As the investigations into Russian meddling in the 2016 election have intensified, Trump has defied his attorneys' instructions to avoid talking about the matter in his tweets and private conversations with others under scrutiny, including Jared Kushner, his son-in-law and senior adviser, as The Washington Post reported Thursday.
Earlier this week, the New York Times reported that Trump's relationship with Kasowitz, his personal lawyer and head of the legal team, was showing strain and that the president was growing disillusioned by his strategy. Kasowitz, in turn, had become "deeply frustrated" by the president, the Times reported.
After receiving the stranger's email Wednesday night, Kasowitz wrote a message back saying "f--- you," then followed up 15 minutes later with a longer response, according to ProPublica.
"How dare you send me an email like that," he wrote. "I'm on you now. You are f---ing with me now Let's see who you are Watch your back, bitch."
"Call me. Don't be afraid, you piece of s---," he wrote in another message. "Stand up. If you don't call, you're just afraid."
A later email read: "I already know where you live, I'm on you. You might as well call me. You will see me. I promise. Bro."
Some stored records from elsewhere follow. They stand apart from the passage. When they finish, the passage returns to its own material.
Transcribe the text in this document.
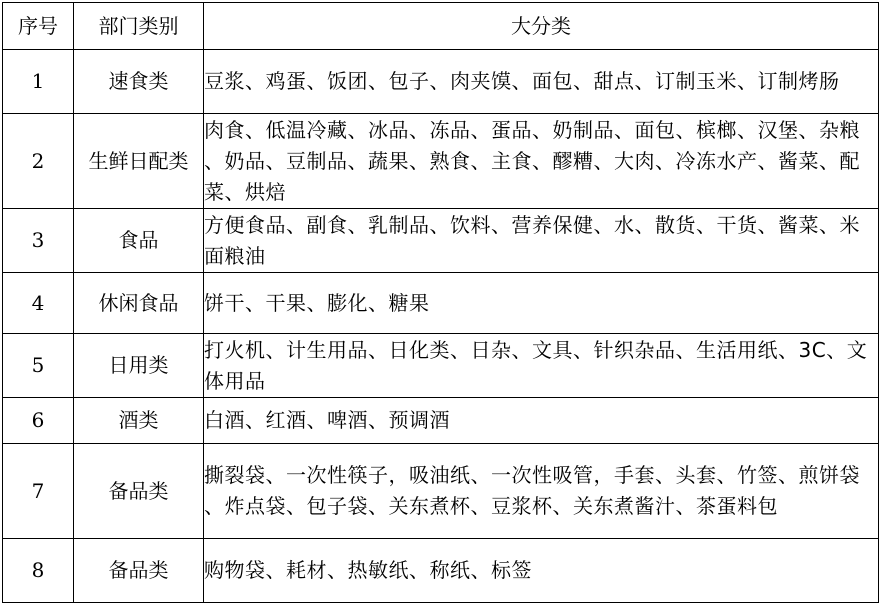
序号	部门类别	大分类
1	速食类	豆浆、鸡蛋、饭团、包子、肉夹馍、面包、甜点、订制玉米、订制烤肠
2	生鲜日配类	肉食、低温冷藏、冰品、冻品、蛋品、奶制品、面包、槟榔、汉堡、杂粮、奶品、豆制品、蔬果、熟食、主食、醪糟、大肉、冷冻水产、酱菜、配菜、烘焙
3	食品	方便食品、副食、乳制品、饮料、营养保健、水、散货、干货、酱菜、米面粮油
4	休闲食品	饼干、干果、膨化、糖果
5	日用类	打火机、计生用品、日化类、日杂、文具、针织杂品、生活用纸、3C、文体用品
6	酒类	白酒、红酒、啤酒、预调酒
7	备品类	撕裂袋、一次性筷子，吸油纸、一次性吸管，手套、头套、竹签、煎饼袋、炸点袋、包子袋、关东煮杯、豆浆杯、关东煮酱汁、茶蛋料包
8	备品类	购物袋、耗材、热敏纸、称纸、标签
The man sent only one response, thanking Kasowitz for his "kind reply" and saying he may get in touch with him "as appropriate." He later told ProPublica he was so disturbed by the conversation that he forwarded it to the FBI.
Kasowitz said through his spokesman Thursday: "The person sending that email is entitled to his opinion and I should not have responded in that inappropriate manner. I intend to send him an email stating just that. This is one of those times where one wishes he could reverse the clock, but of course I can't."
In the story that prompted the exchange, ProPublica's Justin Elliott and Jesse Eisinger reported that Kasowitz did not expect to apply for a security clearance, even though the Russia investigations would involve reviewing classified materials.
Even if Kasowitz applied for a security clearance, ProPublica suggested he will likely have trouble getting one because of personal issues which were disputed by a Kasowitz spokesman as "false and defamatory." The Post has not independently confirmed ProPublica's allegations.
Kasowitz's spokesman told the publication he did not require a security clearance to represent the president.
Trump retained Kasowitz to help him navigate the Russia investigations in May, shortly after former FBI director Robert S. Mueller III was appointed special counsel in charge of the Department of Justice's probe into Russian meddling in the 2016 election and possible collusion by the Trump campaign.
Kasowitz, who has represented Trump in a variety of cases over the years, is known in New York law circles for his aggressive style in and out of the courtroom. In a recent profile, Bloomberg called him a "bare-knuckled litigator" and a "pit bull loyal to the boss."